Ver. 5. And. Gr. "and she sent to Holofernes, saying: May my lord please to order that thy handmaid may go out to pray. And," &c. v. 6. H.
--- She had prepared him to grant this request before: but out of civility, and that he may have greater confidence in her, she asks again. The choice of a retired place for prayer is very commendable, but she made choice of the fields, that she might go out of the camp afterwards without being suspected. C.
Ver. 6. Chamberlains. Gr. "life-guards, not to hinder her; and she remained in the camp three days." H.
Ver. 7. Water. Gr. "in the camp;" perhaps she washed only her hands and face. C.
Ver. 9. Pure, from forbidden food. W.
--- Evening. Thus she continued to fast, to draw down the blessing of God. C.
Ver. 10. Servants. Gr. adds, "only, and he did not call any of those whom he usually employed," (H.) that they might not witness his excesses. Vagao, or Bagoas, the Persian name for an "eunuch," or chief officer; though such were generally to wait on the ladies.
Quem penes est Dominam servandi cura Bagoæ. Ovid, Amor. ii.
--- Eunuch. Gr. and Syr. add, "who was appointed over all his affairs. Persuade the Hebrew woman who is with thee to come to us, and to eat and drink with us. For we deem it shameful to dismiss such a woman, without having commerce with her; and if we do not attract her, she will deride us."
Ver. 12. Merry. This would pave the way for greater liberties. C.
--- Gr. adds, "and to become this day as a daughter of the Assyrians, standing to wait in the house of Nabuchodonosor." He probably alludes to those courtezans (C.) who sung at night, before the palace, &c. Athen. Dip. xii. 2. The Persians admitted women to their feasts, though they were generally excluded in the East. Est. i. 12. Herod. v. 18.
Ver. 14. Best. Gr. "a boast, or matter of exultation." H.
--- This answer seems to shock our delicacy. Did she not understand the meaning of the eunuch, which was sufficiently plain? She only passed a compliment, which always implies a tacit condition, if the thing be practicable and honest: as the words might have two meanings, she was bound in charity to interpret them in the best sense. C.
--- It was surely lawful to be merry. M.
Ver. 15. Garments. Gr. adds, "and all her female ornaments; and her servant came and spread on the ground, before Holofernes, the fleeces which she had received from Bagoas, for her daily use, to eat lying upon them. And coming in, Judith fell prostrate." H.

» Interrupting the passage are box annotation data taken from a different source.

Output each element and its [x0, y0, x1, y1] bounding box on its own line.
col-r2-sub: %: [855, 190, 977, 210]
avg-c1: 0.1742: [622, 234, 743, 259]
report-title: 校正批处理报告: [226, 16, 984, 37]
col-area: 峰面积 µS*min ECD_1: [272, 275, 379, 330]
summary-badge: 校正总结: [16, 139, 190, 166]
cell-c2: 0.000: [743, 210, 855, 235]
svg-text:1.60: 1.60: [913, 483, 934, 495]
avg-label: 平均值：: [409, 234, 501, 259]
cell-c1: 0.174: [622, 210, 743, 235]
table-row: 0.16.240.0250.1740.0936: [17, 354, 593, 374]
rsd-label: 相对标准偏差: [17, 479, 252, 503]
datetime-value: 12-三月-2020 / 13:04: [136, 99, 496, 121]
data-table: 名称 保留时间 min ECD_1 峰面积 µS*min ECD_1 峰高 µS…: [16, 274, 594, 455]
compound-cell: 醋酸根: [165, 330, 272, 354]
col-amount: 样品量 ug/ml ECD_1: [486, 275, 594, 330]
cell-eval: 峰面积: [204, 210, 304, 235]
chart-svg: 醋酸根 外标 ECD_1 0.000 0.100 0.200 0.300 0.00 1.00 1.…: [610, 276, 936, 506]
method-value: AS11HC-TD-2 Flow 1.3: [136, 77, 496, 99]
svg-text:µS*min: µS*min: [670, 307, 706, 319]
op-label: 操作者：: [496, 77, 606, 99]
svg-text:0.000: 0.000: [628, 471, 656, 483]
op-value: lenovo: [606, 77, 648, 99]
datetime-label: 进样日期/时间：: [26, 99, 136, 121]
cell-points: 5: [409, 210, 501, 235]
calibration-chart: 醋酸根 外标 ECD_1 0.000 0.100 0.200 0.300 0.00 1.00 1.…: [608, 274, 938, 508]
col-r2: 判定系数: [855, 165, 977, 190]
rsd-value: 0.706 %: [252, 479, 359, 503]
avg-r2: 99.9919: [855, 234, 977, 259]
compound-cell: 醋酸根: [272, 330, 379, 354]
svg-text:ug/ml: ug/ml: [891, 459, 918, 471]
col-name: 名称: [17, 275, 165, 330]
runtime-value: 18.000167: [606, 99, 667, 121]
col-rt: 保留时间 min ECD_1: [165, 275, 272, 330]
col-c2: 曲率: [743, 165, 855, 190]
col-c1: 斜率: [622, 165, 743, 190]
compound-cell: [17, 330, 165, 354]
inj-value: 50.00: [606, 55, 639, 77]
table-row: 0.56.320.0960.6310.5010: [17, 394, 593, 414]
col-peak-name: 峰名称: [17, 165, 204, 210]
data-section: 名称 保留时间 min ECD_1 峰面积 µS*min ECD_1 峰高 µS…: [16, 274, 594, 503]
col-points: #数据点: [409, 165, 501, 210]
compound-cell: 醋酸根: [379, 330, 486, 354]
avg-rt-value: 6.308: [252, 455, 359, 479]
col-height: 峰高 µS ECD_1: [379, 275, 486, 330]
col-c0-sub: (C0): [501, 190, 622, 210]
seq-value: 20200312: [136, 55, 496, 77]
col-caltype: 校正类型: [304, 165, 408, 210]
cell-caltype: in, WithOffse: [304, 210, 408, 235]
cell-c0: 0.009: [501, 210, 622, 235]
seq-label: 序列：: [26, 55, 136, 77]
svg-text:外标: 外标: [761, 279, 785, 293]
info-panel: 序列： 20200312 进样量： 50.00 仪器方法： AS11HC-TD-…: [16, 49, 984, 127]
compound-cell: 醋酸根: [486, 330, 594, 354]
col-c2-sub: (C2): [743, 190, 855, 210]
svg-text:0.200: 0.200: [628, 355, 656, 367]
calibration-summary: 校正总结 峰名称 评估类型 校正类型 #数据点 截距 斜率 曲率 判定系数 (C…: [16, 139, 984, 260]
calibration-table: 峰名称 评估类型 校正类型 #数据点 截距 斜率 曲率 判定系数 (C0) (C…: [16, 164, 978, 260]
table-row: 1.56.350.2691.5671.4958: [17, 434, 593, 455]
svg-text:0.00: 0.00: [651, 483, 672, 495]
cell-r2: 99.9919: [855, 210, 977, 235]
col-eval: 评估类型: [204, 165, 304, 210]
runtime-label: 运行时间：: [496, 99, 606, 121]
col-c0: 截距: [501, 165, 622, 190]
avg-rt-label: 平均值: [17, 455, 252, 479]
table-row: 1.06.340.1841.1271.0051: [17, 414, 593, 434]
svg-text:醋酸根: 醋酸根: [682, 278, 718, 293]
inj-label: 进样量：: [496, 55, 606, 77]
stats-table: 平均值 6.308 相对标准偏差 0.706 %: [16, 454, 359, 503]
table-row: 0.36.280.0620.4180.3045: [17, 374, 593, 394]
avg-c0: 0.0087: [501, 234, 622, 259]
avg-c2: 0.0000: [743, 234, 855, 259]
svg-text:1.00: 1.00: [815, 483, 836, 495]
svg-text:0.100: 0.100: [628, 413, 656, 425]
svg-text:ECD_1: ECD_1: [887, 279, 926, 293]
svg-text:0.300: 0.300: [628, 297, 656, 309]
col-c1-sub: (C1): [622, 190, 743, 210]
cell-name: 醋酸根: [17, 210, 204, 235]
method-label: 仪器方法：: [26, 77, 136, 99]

--- The custom of sitting on the ground, upon skins, to eat, is very ancient, (Targum, Est. i.) and is still observed by the Turks. The kings of Persia let none eat with them at the same table. Heraclides. Athen. v. 10.
--- The character of drunkenness, with which this nation has been branded, seems not unfounded. C.
Ver. 16. Her. Gr. adds, "company; and he had sought an opportunity of deluding her, from the day when he first beheld her." He justly, therefore, fell into the snare which he had laid.
Ver. 20. Life. Gr. adds, "in any one day," (H.) at supper. M.